Nos casos que se anexam, os professores pagam, num caso 60€ e em outro 85€ para participar na ação de formação. É uma vergonha esta situação que a FENPROF exige que seja resolvida em definitivo. O Ministério da Educação tem de promover a formação gratuitamente, os seus quadros técnicos não podem estar envolvidos em ações que são pagas pelos professores e as horas de formação dos docentes, nos termos da lei, terão de ser deduzidas na sua componente não letiva de estabelecimento.


17 de outubro de 2018

Fenprof denuncia situação de grande confusão nas escolas

O Departamento de Educação Especial da Fenprof denunciou, em Conferência de Imprensa, realizada no dia 16 de outubro, a situação de grande confusão e algum desnorte que se vive nas escolas do país no que respeita à implementação do novo regime dito de inclusão escolar.

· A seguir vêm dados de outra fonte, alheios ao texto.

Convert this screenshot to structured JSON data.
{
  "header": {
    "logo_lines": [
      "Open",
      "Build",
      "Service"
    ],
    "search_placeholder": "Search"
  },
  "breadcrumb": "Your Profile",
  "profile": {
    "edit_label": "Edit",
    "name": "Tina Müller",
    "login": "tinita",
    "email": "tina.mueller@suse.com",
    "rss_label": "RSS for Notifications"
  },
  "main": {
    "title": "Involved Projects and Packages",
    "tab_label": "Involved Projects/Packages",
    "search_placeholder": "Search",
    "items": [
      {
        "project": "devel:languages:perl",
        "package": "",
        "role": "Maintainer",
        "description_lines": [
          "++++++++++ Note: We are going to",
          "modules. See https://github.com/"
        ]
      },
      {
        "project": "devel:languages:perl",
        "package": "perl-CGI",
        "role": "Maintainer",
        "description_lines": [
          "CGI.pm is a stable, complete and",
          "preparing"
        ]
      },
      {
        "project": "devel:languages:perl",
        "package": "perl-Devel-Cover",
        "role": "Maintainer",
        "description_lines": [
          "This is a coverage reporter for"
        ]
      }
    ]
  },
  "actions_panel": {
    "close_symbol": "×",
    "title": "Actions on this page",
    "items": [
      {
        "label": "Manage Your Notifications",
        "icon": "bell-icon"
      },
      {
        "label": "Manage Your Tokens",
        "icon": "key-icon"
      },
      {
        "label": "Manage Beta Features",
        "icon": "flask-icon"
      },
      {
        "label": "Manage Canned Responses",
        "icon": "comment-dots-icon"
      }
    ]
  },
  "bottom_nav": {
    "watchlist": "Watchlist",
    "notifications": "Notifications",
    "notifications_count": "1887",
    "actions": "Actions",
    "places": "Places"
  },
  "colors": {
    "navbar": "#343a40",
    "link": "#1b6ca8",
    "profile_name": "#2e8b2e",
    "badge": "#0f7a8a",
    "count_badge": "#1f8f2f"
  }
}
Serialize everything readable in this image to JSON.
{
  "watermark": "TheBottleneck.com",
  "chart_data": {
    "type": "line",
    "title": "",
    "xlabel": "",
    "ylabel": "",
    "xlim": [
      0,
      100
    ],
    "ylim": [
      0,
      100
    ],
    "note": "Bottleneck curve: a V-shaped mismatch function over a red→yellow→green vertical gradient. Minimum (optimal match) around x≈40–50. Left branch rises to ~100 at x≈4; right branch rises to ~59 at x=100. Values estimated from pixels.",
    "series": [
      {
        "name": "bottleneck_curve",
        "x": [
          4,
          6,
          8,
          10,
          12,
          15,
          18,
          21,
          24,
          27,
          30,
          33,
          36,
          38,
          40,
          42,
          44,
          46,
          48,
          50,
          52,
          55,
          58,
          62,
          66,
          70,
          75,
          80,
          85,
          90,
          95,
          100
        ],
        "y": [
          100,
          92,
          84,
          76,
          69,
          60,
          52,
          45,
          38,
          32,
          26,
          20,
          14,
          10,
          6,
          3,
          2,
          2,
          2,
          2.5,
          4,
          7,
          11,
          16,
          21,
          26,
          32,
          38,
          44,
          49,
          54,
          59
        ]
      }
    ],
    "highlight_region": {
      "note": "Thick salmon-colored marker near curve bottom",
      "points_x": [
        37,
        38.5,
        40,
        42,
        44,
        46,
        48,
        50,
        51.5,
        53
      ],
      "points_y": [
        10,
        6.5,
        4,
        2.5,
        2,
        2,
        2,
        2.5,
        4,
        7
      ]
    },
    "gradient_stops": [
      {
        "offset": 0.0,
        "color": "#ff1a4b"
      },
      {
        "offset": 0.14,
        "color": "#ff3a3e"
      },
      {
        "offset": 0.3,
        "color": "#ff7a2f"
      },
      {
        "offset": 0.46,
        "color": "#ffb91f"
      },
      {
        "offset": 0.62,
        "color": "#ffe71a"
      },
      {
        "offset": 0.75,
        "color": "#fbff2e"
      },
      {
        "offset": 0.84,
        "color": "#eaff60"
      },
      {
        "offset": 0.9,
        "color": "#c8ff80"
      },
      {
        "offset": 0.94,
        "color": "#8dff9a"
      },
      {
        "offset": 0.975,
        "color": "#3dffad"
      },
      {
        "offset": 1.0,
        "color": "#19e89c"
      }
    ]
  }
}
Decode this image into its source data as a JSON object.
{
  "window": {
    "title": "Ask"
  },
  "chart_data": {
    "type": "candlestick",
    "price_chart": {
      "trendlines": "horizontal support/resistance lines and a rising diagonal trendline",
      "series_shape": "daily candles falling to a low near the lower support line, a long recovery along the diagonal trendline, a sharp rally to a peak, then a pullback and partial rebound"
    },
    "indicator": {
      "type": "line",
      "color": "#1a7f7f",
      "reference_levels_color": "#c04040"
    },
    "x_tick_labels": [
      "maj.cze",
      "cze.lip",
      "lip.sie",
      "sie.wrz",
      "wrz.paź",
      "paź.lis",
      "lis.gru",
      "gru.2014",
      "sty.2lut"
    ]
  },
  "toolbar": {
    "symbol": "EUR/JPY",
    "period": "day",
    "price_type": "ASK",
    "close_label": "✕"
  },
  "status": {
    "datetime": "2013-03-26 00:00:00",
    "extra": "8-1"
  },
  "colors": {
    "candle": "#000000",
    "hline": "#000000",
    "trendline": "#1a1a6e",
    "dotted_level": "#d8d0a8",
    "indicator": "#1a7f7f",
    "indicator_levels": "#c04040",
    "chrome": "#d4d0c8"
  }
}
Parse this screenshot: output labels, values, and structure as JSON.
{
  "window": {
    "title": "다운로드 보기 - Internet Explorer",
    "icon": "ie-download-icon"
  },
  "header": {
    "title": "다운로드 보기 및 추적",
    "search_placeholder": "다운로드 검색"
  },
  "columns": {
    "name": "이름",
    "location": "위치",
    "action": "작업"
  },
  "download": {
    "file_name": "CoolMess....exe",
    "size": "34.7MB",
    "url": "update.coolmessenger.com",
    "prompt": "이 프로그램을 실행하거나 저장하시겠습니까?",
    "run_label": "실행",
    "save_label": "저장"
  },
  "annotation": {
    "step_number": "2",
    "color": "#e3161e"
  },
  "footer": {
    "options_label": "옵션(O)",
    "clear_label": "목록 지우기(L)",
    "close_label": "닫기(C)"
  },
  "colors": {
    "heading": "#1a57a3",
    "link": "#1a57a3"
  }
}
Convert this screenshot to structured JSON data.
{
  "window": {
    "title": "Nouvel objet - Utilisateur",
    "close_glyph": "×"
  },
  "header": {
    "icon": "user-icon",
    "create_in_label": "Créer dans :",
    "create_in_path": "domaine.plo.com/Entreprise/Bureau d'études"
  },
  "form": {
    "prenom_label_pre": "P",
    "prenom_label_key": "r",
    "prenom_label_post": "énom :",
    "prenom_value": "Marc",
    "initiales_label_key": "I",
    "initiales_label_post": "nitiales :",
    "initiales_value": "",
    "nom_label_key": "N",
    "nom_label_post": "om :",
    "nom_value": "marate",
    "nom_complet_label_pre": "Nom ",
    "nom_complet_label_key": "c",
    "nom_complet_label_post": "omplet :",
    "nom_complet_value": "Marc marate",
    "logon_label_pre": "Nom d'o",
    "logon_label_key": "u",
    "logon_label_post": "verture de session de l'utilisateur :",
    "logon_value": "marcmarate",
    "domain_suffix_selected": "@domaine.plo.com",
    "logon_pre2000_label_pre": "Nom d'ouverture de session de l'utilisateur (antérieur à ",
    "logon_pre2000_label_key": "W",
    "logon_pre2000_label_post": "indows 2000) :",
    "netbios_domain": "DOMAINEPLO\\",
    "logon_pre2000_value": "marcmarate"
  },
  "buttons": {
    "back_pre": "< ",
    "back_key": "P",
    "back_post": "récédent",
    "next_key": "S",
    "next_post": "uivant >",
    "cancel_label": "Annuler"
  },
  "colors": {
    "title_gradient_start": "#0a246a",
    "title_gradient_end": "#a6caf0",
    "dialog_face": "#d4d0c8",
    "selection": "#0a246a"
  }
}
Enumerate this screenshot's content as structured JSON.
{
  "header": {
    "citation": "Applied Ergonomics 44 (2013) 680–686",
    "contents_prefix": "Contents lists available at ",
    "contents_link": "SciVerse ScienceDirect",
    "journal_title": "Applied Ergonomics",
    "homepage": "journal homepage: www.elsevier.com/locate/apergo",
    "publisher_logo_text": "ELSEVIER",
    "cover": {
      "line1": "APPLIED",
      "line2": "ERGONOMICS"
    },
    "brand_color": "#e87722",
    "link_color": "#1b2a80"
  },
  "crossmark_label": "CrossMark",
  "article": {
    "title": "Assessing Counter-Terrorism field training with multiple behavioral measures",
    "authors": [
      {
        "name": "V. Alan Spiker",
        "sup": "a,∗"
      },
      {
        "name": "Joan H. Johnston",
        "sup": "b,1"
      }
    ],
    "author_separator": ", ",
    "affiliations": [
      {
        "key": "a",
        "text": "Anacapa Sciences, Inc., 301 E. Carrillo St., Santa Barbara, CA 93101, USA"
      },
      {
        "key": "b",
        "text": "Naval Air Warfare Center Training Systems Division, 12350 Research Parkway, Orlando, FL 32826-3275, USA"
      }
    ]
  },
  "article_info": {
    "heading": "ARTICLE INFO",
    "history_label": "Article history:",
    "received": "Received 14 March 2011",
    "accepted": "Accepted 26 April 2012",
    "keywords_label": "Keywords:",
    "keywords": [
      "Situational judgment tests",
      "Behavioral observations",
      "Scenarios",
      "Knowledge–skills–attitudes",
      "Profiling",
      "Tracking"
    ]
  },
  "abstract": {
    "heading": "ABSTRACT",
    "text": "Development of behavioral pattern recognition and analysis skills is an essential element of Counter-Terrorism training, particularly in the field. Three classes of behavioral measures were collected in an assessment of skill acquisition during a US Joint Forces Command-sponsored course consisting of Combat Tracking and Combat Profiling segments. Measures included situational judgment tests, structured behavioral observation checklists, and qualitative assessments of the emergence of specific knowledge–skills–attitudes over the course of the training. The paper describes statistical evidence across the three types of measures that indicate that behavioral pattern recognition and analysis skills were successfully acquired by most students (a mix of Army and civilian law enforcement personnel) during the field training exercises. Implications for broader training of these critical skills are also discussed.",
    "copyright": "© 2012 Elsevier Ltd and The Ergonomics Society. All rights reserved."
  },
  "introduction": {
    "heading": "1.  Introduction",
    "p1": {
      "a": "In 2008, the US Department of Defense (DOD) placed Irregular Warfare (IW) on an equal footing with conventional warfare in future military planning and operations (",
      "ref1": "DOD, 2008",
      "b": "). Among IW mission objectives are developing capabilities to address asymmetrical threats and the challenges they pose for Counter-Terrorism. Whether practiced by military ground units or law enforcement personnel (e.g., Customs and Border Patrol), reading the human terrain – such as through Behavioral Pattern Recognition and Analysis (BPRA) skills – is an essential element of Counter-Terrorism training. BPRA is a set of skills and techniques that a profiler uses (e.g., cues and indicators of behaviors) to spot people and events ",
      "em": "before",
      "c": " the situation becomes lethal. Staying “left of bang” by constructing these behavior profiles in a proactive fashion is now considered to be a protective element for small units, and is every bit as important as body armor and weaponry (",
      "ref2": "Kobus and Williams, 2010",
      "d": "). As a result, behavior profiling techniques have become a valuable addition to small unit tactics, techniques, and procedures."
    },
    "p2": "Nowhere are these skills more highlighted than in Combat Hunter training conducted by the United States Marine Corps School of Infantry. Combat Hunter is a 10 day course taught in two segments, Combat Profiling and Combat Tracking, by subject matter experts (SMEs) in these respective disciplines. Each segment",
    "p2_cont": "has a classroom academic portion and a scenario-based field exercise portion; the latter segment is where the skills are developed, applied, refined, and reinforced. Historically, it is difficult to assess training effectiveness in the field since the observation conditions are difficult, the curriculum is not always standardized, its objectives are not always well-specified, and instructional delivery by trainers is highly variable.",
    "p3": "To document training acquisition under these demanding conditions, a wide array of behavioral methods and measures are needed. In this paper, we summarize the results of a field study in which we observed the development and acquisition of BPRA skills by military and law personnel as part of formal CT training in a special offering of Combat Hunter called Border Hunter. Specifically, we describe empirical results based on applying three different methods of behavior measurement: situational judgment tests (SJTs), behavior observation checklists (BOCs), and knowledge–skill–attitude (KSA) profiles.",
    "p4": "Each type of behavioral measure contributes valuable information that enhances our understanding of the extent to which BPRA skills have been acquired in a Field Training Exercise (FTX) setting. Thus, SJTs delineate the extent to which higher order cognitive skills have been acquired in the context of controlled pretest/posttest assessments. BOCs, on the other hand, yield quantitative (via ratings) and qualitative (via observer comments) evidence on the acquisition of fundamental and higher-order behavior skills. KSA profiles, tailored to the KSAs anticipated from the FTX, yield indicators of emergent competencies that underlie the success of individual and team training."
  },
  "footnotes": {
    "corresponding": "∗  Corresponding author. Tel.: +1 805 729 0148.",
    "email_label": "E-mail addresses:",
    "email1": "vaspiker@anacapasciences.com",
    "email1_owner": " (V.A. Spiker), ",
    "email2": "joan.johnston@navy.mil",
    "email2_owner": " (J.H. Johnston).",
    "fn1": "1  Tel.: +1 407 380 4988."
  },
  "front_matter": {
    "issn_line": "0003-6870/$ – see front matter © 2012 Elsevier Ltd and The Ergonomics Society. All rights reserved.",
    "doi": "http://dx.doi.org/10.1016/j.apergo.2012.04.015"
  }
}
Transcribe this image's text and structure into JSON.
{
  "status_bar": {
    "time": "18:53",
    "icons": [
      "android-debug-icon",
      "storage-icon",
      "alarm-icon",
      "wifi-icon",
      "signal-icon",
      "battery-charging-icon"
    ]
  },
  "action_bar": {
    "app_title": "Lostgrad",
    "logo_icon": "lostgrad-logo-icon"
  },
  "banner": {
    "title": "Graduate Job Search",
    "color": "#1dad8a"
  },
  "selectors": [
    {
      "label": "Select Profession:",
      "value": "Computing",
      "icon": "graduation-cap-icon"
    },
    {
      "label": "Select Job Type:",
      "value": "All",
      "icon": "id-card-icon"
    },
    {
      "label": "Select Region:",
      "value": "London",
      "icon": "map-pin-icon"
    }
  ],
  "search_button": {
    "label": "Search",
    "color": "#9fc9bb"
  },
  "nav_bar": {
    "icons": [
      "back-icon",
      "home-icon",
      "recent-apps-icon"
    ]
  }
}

Ana Simões, coordenadora nacional do departamento, revelou algumas das respostas enviadas diretamente pelos educadores e professores aos sindicatos e que denunciam situações muito complicadas em algumas escolas, com os professores a afirmar que se sentem “completamente à deriva”.

O secretário-geral da Fenprof voltou a insistir que o Ministério da Educação deveria adiar por um ano a implementação do DL 54/2018 para dar tempo às escolas e aos docentes, mas também aos pais e aos próprios alunos, de se adaptarem a um novo quadro legislativo tão disruptivo em relação ao que existia anteriormente e de serem criadas as condições (logísticas, recursos, formação…) para que o regime de inclusão possa ser aplicado de forma adequada.